Gemeinsam fremdgehen – Sex zu viert, wie im Porno

In der Neonausgabe 01/2010 findet der Leser unter den Seiten 66-70 eine Reportage von dem 28-Jährige Thile Mischke. Der in Berlin lebende Autor erzählt: „Meine Freundin sagt mir, dass sie Angst hat, etwas zu verpassen. Ich sage ihr, dass ich mir etwas ausdenken werde, für uns.”

Die Antwort findet er im WorldWideWeb. Auf www.adultfirendfinder.com, einer Swingerseite, regestiert er sich und seine Freundin und hält Aussicht auf ein anderes Paar, damit man gemeinsam zu viert Sex haben kann. Doch zuerst zieht sich das Paar komplett vor der virtuellen Welt aus. Intime Bilder, Pornos, alles wird hochgeladen und durch die User kommentiert.
Schlussendlich lassen sich die beiden mit einem jüngern Paar ein, welches an Stelle von sieben nur drei Jahre zusammen ist. „Wir sind jetzt drei Jahre zusammen, wir wollten etwas Neues ausprobieren!” Mischke sieht dann zu, wie seine Freundin mit einen fremden Mann Sex hat, er dafür im Umkehrschluss hat Sex mit einer fremden Frau. Er selbst flüstert sich dabei zu, „ich bin nicht eifersüchtig, und unsere Beziehung ist stark wie Beton!”

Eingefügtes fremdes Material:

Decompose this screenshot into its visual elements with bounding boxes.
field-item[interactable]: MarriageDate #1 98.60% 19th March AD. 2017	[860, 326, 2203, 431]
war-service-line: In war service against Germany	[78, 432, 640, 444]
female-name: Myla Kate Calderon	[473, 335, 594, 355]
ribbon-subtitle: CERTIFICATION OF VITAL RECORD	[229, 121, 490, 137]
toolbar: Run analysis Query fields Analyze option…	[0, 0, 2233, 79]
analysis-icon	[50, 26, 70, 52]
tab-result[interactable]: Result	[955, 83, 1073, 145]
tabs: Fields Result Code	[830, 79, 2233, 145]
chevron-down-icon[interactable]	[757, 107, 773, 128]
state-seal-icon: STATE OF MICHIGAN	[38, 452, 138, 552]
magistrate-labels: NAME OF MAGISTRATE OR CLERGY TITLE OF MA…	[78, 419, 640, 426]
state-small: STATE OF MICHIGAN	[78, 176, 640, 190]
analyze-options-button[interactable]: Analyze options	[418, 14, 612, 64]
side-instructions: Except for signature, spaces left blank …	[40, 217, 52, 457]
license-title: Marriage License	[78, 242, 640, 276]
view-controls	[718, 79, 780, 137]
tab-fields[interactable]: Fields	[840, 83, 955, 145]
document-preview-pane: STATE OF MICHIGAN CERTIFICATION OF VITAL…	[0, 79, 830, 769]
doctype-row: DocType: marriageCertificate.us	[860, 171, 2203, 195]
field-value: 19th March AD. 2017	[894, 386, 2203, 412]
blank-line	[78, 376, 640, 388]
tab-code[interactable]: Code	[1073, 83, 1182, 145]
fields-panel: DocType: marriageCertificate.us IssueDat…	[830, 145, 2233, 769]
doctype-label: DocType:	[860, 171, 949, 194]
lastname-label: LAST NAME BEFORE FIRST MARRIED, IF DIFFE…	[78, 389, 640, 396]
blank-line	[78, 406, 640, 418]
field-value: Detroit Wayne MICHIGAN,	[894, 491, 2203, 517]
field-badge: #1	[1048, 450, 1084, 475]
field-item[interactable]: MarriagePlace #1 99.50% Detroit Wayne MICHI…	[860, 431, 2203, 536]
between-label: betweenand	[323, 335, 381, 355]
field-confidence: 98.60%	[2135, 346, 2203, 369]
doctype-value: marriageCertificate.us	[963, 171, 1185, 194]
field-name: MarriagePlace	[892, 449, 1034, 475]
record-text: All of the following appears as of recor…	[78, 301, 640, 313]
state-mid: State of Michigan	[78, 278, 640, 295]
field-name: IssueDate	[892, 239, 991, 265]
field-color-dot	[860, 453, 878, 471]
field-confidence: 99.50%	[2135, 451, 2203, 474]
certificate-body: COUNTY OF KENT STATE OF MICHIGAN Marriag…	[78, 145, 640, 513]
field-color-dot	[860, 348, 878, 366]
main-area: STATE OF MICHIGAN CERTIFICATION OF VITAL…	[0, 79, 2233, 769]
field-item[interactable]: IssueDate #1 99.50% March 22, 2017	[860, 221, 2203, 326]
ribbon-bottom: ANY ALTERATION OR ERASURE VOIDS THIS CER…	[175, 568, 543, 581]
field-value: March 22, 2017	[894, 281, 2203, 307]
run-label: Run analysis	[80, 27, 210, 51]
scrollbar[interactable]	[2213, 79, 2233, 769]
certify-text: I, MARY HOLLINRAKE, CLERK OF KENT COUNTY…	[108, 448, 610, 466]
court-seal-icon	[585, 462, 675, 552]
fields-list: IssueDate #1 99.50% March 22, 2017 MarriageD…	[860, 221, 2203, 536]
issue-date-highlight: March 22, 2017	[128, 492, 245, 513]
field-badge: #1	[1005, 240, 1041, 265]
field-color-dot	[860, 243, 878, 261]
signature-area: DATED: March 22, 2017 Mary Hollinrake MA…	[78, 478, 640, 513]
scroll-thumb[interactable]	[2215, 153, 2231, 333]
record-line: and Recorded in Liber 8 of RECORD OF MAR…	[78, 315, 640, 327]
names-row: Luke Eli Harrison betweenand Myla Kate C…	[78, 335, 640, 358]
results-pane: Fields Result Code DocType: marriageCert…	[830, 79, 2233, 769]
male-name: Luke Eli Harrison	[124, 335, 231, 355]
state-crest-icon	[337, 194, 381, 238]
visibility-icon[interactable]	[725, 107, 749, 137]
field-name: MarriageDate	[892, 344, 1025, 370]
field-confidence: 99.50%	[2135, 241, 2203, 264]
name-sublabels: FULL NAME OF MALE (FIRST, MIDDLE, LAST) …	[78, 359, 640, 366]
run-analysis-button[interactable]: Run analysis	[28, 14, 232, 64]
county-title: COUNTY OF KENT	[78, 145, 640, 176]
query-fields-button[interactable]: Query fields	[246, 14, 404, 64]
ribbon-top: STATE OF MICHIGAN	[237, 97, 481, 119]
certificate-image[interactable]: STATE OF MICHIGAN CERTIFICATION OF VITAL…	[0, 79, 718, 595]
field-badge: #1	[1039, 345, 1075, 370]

Ich hatte die Neon aus reiner Neugier gekauft, und wiederum hat der alte Slogan „Sex sells!” gewirkt. Nachdem ich mir den Artikel heute Morgen, einem Sonntag morgen, um  9.30 Uhr reingezogen hatte, war mir schlecht.
Unfassbar, dass es für das Paar möglich war, mit wildfremden Menschen, im Einverständis des Partners Sex zu haben. Dieser so wörtlich „Mix aus Neugier und Eifersucht” hatte sie dabei angetrieben. Interessant ist, dass Mischke behauptet, seine Partnerin liebe ihn. Den beiden, steht nun das Fremdgehens offen. Man geht nicht mehr zu viert ins Kino, sondern man trifft sich zum Sex. Was ich aber nicht verstehe ist, dass die beiden anscheinend schon über sieben Jahre zusammen sind, jedoch das Gefühl haben etwas zu verpassen. Warum aber nicht einfach die Beziehung zu trennen, wir nicht beleuchtet! Folgender Schluss kann deshalb gezogen werden: Die beiden wollen ein Paar bleiben, weil keiner von ihnen alleine sein kann, auf der anderen Seite sind sie nun als Schwinger aktiv um den „Singlestatus” zu haben. Mein Tipp deshalb, erstens nicht in der Neon darüber zu publizieren, zweitens die Bilder nicht hochladen (wobei dann tausende von User keine Kommentare hätten abgeben können) und drittens lieber solo sein. Dann könne man doch solo, so „die Gesellschaft”, Sodom und Gomorrha ausleben. Wenn die beiden aber weiterhin, das machen was sie gerade tun, wird einer von den beiden darunter leiden. Denn die Faustregel sagt, dass einer immer mehr liebt. Beide wollen Neues und Unerfahrenes erleben, dabei wird die Beziehung an einer Kleinigkeit scheitern: „Der Eifersucht!”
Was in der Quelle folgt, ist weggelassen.